Wednesday, February 04, 2009

a rs. 500 laptop? put that in your pipe and smoke it, negroponte :-)

feb 4th, 2009


i don't believe this number of rs. 500 or rs. 1000 either, but hey, that is the trend in hardware these days. will the koreans and taiwanese dump displays at rs. 500 each? they may, if they are running into demand problems. and with linux and no hard disk, maybe a price of rs. 2500 is achievable. that would be great, if it has wifi and gps and a camera and networking built in (actually the ideas for grid computing built into the OLPC are quite good, but i got cheesed off at the aggressive sales tactics esp by negroponte.)

after decades of always having to fork out $1200 for a decent computer (yes, it would do more but the price was always the same), it is good to see netbooks coming in at $299. 

i am thinking of buying a netbook myself. after all, i do much of my browsing on my nokia smartphone already, and i am tired of lugging even a small 12" laptop around. 

i can understand negroponte being peeved but do i feel sorry for him? naaaaah. the guy is a showman. and he sure hasn't been able to get the $100 OLPC going. he did try to make 'mit media lab' a big brand, but it failed as there really wasn't much behind the smoke and mirrors. 

7 comments:

Arvind said...

Neither Negroponte's laptop nor the Indian government's laptop reflect the true cost.

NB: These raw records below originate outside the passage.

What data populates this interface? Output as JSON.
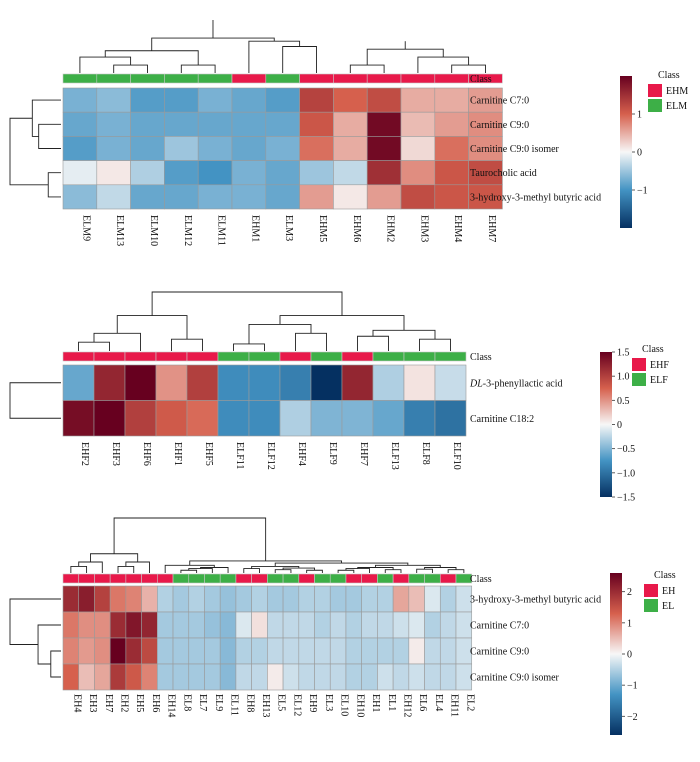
{
  "chart_data": [
    {
      "type": "heatmap",
      "row_labels": [
        "Carnitine C7:0",
        "Carnitine C9:0",
        "Carnitine C9:0 isomer",
        "Taurocholic acid",
        "3-hydroxy-3-methyl butyric acid"
      ],
      "col_labels": [
        "ELM9",
        "ELM13",
        "ELM10",
        "ELM12",
        "ELM11",
        "EHM1",
        "ELM3",
        "EHM5",
        "EHM6",
        "EHM2",
        "EHM3",
        "EHM4",
        "EHM7"
      ],
      "class_annotation": [
        "ELM",
        "ELM",
        "ELM",
        "ELM",
        "ELM",
        "EHM",
        "ELM",
        "EHM",
        "EHM",
        "EHM",
        "EHM",
        "EHM",
        "EHM"
      ],
      "values": [
        [
          -0.7,
          -0.6,
          -0.9,
          -0.9,
          -0.7,
          -0.8,
          -0.9,
          1.3,
          1.0,
          1.2,
          0.5,
          0.5,
          0.6
        ],
        [
          -0.8,
          -0.7,
          -0.8,
          -0.8,
          -0.8,
          -0.8,
          -0.8,
          1.1,
          0.5,
          1.9,
          0.4,
          0.6,
          0.7
        ],
        [
          -0.9,
          -0.7,
          -0.8,
          -0.5,
          -0.7,
          -0.8,
          -0.7,
          0.9,
          0.5,
          1.9,
          0.2,
          0.9,
          0.7
        ],
        [
          -0.1,
          0.1,
          -0.4,
          -0.9,
          -1.0,
          -0.7,
          -0.8,
          -0.5,
          -0.3,
          1.5,
          0.7,
          1.1,
          1.2
        ],
        [
          -0.6,
          -0.3,
          -0.8,
          -0.8,
          -0.7,
          -0.7,
          -0.8,
          0.6,
          0.1,
          0.6,
          1.2,
          1.1,
          1.1
        ]
      ],
      "row_dendrogram": [
        [
          3,
          4,
          0.2
        ],
        [
          1,
          2,
          0.35
        ],
        [
          0,
          6,
          0.45
        ],
        [
          7,
          5,
          0.8
        ]
      ],
      "col_dendrogram": [
        [
          1,
          2,
          0.15
        ],
        [
          3,
          4,
          0.15
        ],
        [
          0,
          13,
          0.3
        ],
        [
          14,
          15,
          0.42
        ],
        [
          6,
          7,
          0.5
        ],
        [
          5,
          17,
          0.6
        ],
        [
          16,
          18,
          0.66
        ],
        [
          8,
          9,
          0.15
        ],
        [
          11,
          12,
          0.15
        ],
        [
          10,
          21,
          0.3
        ],
        [
          20,
          22,
          0.45
        ],
        [
          23,
          24,
          0.6
        ],
        [
          19,
          25,
          1.0
        ]
      ],
      "color_scale": {
        "min": -2,
        "max": 2,
        "ticks": [
          1,
          0,
          -1
        ],
        "tick_labels": [
          "1",
          "0",
          "−1"
        ]
      },
      "legend_title": "Class",
      "class_legend": [
        {
          "name": "EHM",
          "color": "#e8194a"
        },
        {
          "name": "ELM",
          "color": "#3daf47"
        }
      ],
      "class_row_label": "Class"
    },
    {
      "type": "heatmap",
      "row_labels": [
        "DL-3-phenyllactic acid",
        "Carnitine C18:2"
      ],
      "row_label_italic_prefix": [
        "DL",
        ""
      ],
      "col_labels": [
        "EHF2",
        "EHF3",
        "EHF6",
        "EHF1",
        "EHF5",
        "ELF11",
        "ELF12",
        "EHF4",
        "ELF9",
        "EHF7",
        "ELF13",
        "ELF8",
        "ELF10"
      ],
      "class_annotation": [
        "EHF",
        "EHF",
        "EHF",
        "EHF",
        "EHF",
        "ELF",
        "ELF",
        "EHF",
        "ELF",
        "EHF",
        "ELF",
        "ELF",
        "ELF"
      ],
      "values": [
        [
          -0.6,
          1.2,
          1.5,
          0.5,
          1.0,
          -0.8,
          -0.8,
          -0.9,
          -1.5,
          1.2,
          -0.3,
          0.1,
          -0.2
        ],
        [
          1.4,
          1.5,
          1.0,
          0.8,
          0.7,
          -0.8,
          -0.8,
          -0.3,
          -0.5,
          -0.5,
          -0.6,
          -0.9,
          -1.0
        ]
      ],
      "row_dendrogram": [
        [
          0,
          1,
          1.0
        ]
      ],
      "col_dendrogram": [
        [
          0,
          1,
          0.15
        ],
        [
          13,
          2,
          0.3
        ],
        [
          3,
          4,
          0.2
        ],
        [
          14,
          15,
          0.6
        ],
        [
          5,
          6,
          0.12
        ],
        [
          7,
          8,
          0.3
        ],
        [
          17,
          18,
          0.45
        ],
        [
          9,
          10,
          0.25
        ],
        [
          11,
          12,
          0.2
        ],
        [
          20,
          21,
          0.35
        ],
        [
          19,
          22,
          0.6
        ],
        [
          16,
          23,
          1.0
        ]
      ],
      "color_scale": {
        "min": -1.5,
        "max": 1.5,
        "ticks": [
          1.5,
          1.0,
          0.5,
          0,
          -0.5,
          -1.0,
          -1.5
        ],
        "tick_labels": [
          "1.5",
          "1.0",
          "0.5",
          "0",
          "−0.5",
          "−1.0",
          "−1.5"
        ]
      },
      "legend_title": "Class",
      "class_legend": [
        {
          "name": "EHF",
          "color": "#e8194a"
        },
        {
          "name": "ELF",
          "color": "#3daf47"
        }
      ],
      "class_row_label": "Class"
    },
    {
      "type": "heatmap",
      "row_labels": [
        "3-hydroxy-3-methyl butyric acid",
        "Carnitine C7:0",
        "Carnitine C9:0",
        "Carnitine C9:0 isomer"
      ],
      "col_labels": [
        "EH4",
        "EH3",
        "EH7",
        "EH2",
        "EH5",
        "EH6",
        "EH14",
        "EL8",
        "EL7",
        "EL9",
        "EL11",
        "EH8",
        "EH13",
        "EL5",
        "EL12",
        "EH9",
        "EL3",
        "EL10",
        "EH10",
        "EH1",
        "EL1",
        "EH12",
        "EL6",
        "EL4",
        "EH11",
        "EL2"
      ],
      "class_annotation": [
        "EH",
        "EH",
        "EH",
        "EH",
        "EH",
        "EH",
        "EH",
        "EL",
        "EL",
        "EL",
        "EL",
        "EH",
        "EH",
        "EL",
        "EL",
        "EH",
        "EL",
        "EL",
        "EH",
        "EH",
        "EL",
        "EH",
        "EL",
        "EL",
        "EH",
        "EL"
      ],
      "values": [
        [
          2.0,
          2.2,
          1.7,
          1.1,
          1.0,
          0.6,
          -0.5,
          -0.6,
          -0.5,
          -0.6,
          -0.7,
          -0.6,
          -0.5,
          -0.6,
          -0.6,
          -0.5,
          -0.5,
          -0.6,
          -0.6,
          -0.5,
          -0.5,
          0.7,
          0.5,
          -0.2,
          -0.5,
          -0.3
        ],
        [
          1.1,
          0.9,
          0.9,
          2.0,
          2.3,
          2.1,
          -0.6,
          -0.6,
          -0.6,
          -0.7,
          -0.8,
          -0.2,
          0.2,
          -0.4,
          -0.4,
          -0.4,
          -0.5,
          -0.4,
          -0.5,
          -0.4,
          -0.4,
          -0.3,
          -0.2,
          -0.5,
          -0.4,
          -0.3
        ],
        [
          1.0,
          0.8,
          0.9,
          2.6,
          2.0,
          1.6,
          -0.6,
          -0.6,
          -0.6,
          -0.6,
          -0.8,
          -0.5,
          -0.5,
          -0.4,
          -0.4,
          -0.4,
          -0.4,
          -0.4,
          -0.5,
          -0.5,
          -0.5,
          -0.5,
          0.1,
          -0.4,
          -0.4,
          -0.3
        ],
        [
          1.3,
          0.5,
          0.7,
          1.8,
          1.4,
          1.0,
          -0.6,
          -0.6,
          -0.6,
          -0.6,
          -0.8,
          -0.4,
          -0.4,
          0.1,
          -0.3,
          -0.4,
          -0.4,
          -0.4,
          -0.5,
          -0.5,
          -0.3,
          -0.4,
          -0.3,
          -0.4,
          -0.4,
          -0.3
        ]
      ],
      "row_dendrogram": [
        [
          2,
          3,
          0.2
        ],
        [
          1,
          4,
          0.45
        ],
        [
          0,
          5,
          1.0
        ]
      ],
      "col_dendrogram": [
        [
          0,
          1,
          0.12
        ],
        [
          26,
          2,
          0.2
        ],
        [
          3,
          4,
          0.12
        ],
        [
          28,
          5,
          0.2
        ],
        [
          27,
          29,
          0.35
        ],
        [
          7,
          8,
          0.05
        ],
        [
          31,
          9,
          0.08
        ],
        [
          32,
          10,
          0.1
        ],
        [
          6,
          33,
          0.14
        ],
        [
          11,
          12,
          0.08
        ],
        [
          13,
          14,
          0.06
        ],
        [
          15,
          16,
          0.05
        ],
        [
          36,
          37,
          0.09
        ],
        [
          35,
          38,
          0.12
        ],
        [
          17,
          18,
          0.05
        ],
        [
          40,
          19,
          0.08
        ],
        [
          20,
          21,
          0.06
        ],
        [
          41,
          42,
          0.1
        ],
        [
          22,
          23,
          0.07
        ],
        [
          24,
          25,
          0.06
        ],
        [
          44,
          45,
          0.1
        ],
        [
          43,
          46,
          0.14
        ],
        [
          39,
          47,
          0.18
        ],
        [
          34,
          48,
          0.22
        ],
        [
          30,
          49,
          1.0
        ]
      ],
      "color_scale": {
        "min": -2.6,
        "max": 2.6,
        "ticks": [
          2,
          1,
          0,
          -1,
          -2
        ],
        "tick_labels": [
          "2",
          "1",
          "0",
          "−1",
          "−2"
        ]
      },
      "legend_title": "Class",
      "class_legend": [
        {
          "name": "EH",
          "color": "#e8194a"
        },
        {
          "name": "EL",
          "color": "#3daf47"
        }
      ],
      "class_row_label": "Class"
    }
  ]
}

Both are intended to depend on government subsidies and are thus fraudulent. Negroponte wanted the World Bank and the governments of third world countries to subsidize his laptop as well as his profits.

Both are like that other great fraud that occurred on the same lines - the Simputer which was intended as a $400 gizmo for, hold your breath, the illiterates!

tat_tvam_asi said...

The Simputer was a working handheld. If you consider the chip prices during those days and the fact that the designers did not rely on govt subsidies, it was practical and respectable. I agree it lacked refinement, but otherwise, it was quite good for its time. I am not sure what this $10 brick is supposed to be. You don't get sufficient RAM for $10.

tat_tvam_asi said...

Rajeev,

Some unsolicited advice on netbook shopping. Checkout ASUS 1000HE

http://blog.wired.com/gadgets/2009/02/new-eee-pc-with.html

nizhal yoddha said...

thanks for the suggestion, but i want a netbook with flash memory, not a disk. i want it to be as easy to use and always-on as a smartphone. no bloody booting up time.

Unknown said...

I wish this contreversy sbout $10 laptop could be real.this thing is what i've always dreamt off

Itsdifferent said...

Not sure if kids in India needs a computer or some basic amenities like clean environment, toilets, blackboard, supplies (paper, pencil and crayons) and most importantly teachers with accountability and quality.

Arvind said...

Shankar,

The problem with the Simputer was not the technology, but the target consumer base. Their consumers were supposed to be the ILLITERATES. Since the illiterates cannot use a keyboard, they would give voice commands! That was the silly premise of the Simputer. And the second premise was that since the target consumer base was the slum-dweller who couldn't afford it, someone will have to pay for it and why not fleece the taxpayer?